Dei due elementi che costituiscono il d. (verità rivelata e definizione ecclesiastica), il primo può dirsi condiviso da tutte le Chiese cristiane, salvo discriminare teologicamente e criticamente il rapporto fra testo scritturale e definizione dogmatica. Il riconoscimento e la definizione operata dalla Chiesa hanno invece suscitato varie polemiche e interpretazioni, tutte strettamente legate al modo d’intendere la tradizione ecclesiastica. Le Chiese fuori del cattolicesimo conservano un depositum fidei più o meno compatto e tradizionale: talune accettano le definizioni dogmatiche dei primi concili (in particolare la Chiesa greco-ortodossa e l’anglicana accettano le definizioni conciliari fino all’epoca della loro scissione dalla Chiesa cattolica), altre si limitano a essenziali nuclei dogmatici presi dal Nuovo Testamento; nella religiosità protestante, per l’appello all’adesione individuale alla Bibbia al di là della tradizione ecclesiastica e per la scarnificazione del patrimonio dogmatico a opera dell’ecumenismo, il d. tende a perdere il proprio rigore teologico per essere sostituito da più vaghe ‘professioni di fede’; e anche nel protestantesimo meno legato al luteranesimo originario, come quello aperto alla religiosità romantica, il d. resta una soggettiva e simbolica trascrizione del sentimento religioso.

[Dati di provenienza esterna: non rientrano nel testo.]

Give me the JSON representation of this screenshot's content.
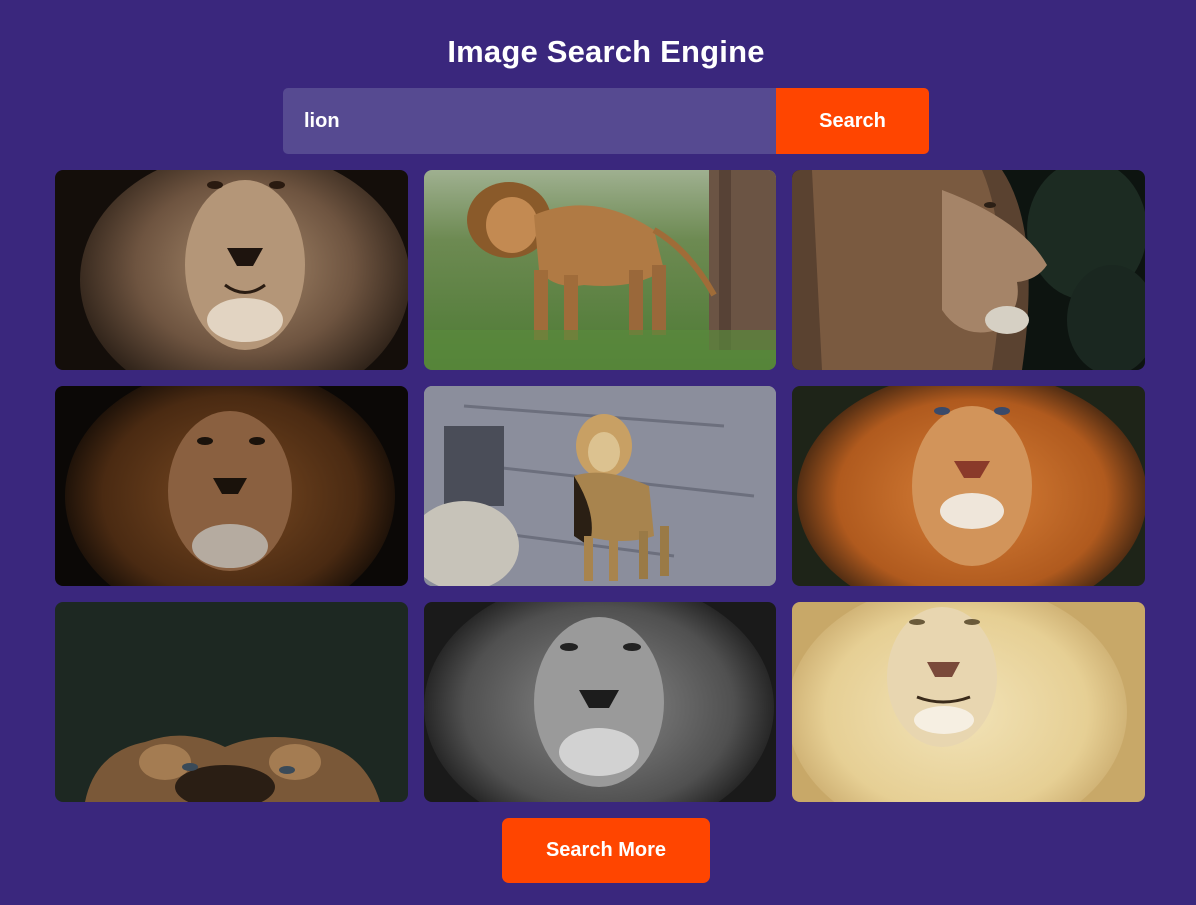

Il cattolicesimo ha sempre tenuto saldo l’aspetto ecclesiale o ‘sociale’ del d., offrendone tuttavia varie interpretazioni: se per lungo tempo problema centrale è stato quello di stabilire quale fosse l’autorità preposta a definirlo solennemente, nella teologia contemporanea si è fatto più vivo quello dello sviluppo del d., vale a dire del rapporto tra rivelazione e tradizione, tra verità rivelata e storia. Su questo problema alcuni teologi tendono, con una svalutazione dell’idea di tradizione ecclesiastica, a concepire lo sviluppo del d. come la storia delle conseguenze dedotte dai teologi da certi principi della fede presenti nella rivelazione; altri, più gelosi del concetto cristiano di tradizione, vedono nelle definizioni dogmatiche l’approfondimento del patrimonio rivelato, compiuto dalla Chiesa ed espresso nei termini dell’epoca in cui la definizione è formulata: sicché, fermo restando l’elemento oggettivo e soprannaturale del d., lo sviluppo consiste nella ricerca di formulazioni sempre più adeguate, però mai esaurienti, della verità rivelata.
La teologia dogmatica è la parte della teologia che studia i d. nel loro carattere teorico. Costituisce il nucleo più importante della teologia cattolica; come teologia positiva si attribuisce il compito di trovare nelle fonti della rivelazione le verità dogmatiche; in quanto teologia speculativa (o scolastica) si preoccupa di definire le relazioni fra il d. e un certo tipo di razionalità filosofica.